Él llenó una palangana de agua y me dijo que la aguantara. Le obedecí. Cogió la esponja, la humedeció y la pasó por aquella faz cadavérica; me pidió el frasco de sales y se lo acercó a la nariz. Poco después, el señor Mason abrió los ojos y suspiró. El señor Rochester abrió la camisa del herido, que llevaba un vendaje alrededor del brazo y el hombro, y limpió la sangre que caía con movimientos rápidos.

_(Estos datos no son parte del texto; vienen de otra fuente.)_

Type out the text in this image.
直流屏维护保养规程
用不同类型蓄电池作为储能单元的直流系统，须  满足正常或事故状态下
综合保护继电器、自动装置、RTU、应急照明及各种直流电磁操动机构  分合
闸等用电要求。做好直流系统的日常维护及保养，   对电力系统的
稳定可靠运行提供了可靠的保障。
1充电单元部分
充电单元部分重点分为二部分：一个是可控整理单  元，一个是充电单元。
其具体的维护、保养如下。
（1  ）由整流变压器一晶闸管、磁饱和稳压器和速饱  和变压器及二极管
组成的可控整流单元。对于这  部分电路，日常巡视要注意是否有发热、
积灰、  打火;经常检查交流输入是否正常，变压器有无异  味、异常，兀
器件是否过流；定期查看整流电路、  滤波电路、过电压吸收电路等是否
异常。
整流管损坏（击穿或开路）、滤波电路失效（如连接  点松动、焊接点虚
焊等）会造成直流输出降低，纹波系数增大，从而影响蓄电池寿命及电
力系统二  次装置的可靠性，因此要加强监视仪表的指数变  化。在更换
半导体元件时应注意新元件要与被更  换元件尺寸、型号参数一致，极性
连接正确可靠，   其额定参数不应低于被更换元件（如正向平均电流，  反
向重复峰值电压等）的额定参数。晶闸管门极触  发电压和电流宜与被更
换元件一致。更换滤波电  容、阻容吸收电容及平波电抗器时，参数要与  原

—¿Es muy grave? —murmuró el señor Mason.
—No, no es más que un rasguño. ¡Anímate, hombre! ¡No seas gallina! Yo mismo iré a buscar a un cirujano: te trasladaremos por la mañana. Jane, espero…
—¿Señor?
—Me veo obligado a dejarla aquí con este caballero durante una hora, o quizá dos. Vaya limpiando su herida como hacía yo; si se marea, sírvale un poco de agua y acérquesela a los labios, o use las sales. Y tú, Richard, no hables con ella bajo ninguna circunstancia. Si abres la boca o haces el menor movimiento, no respondo de las consecuencias.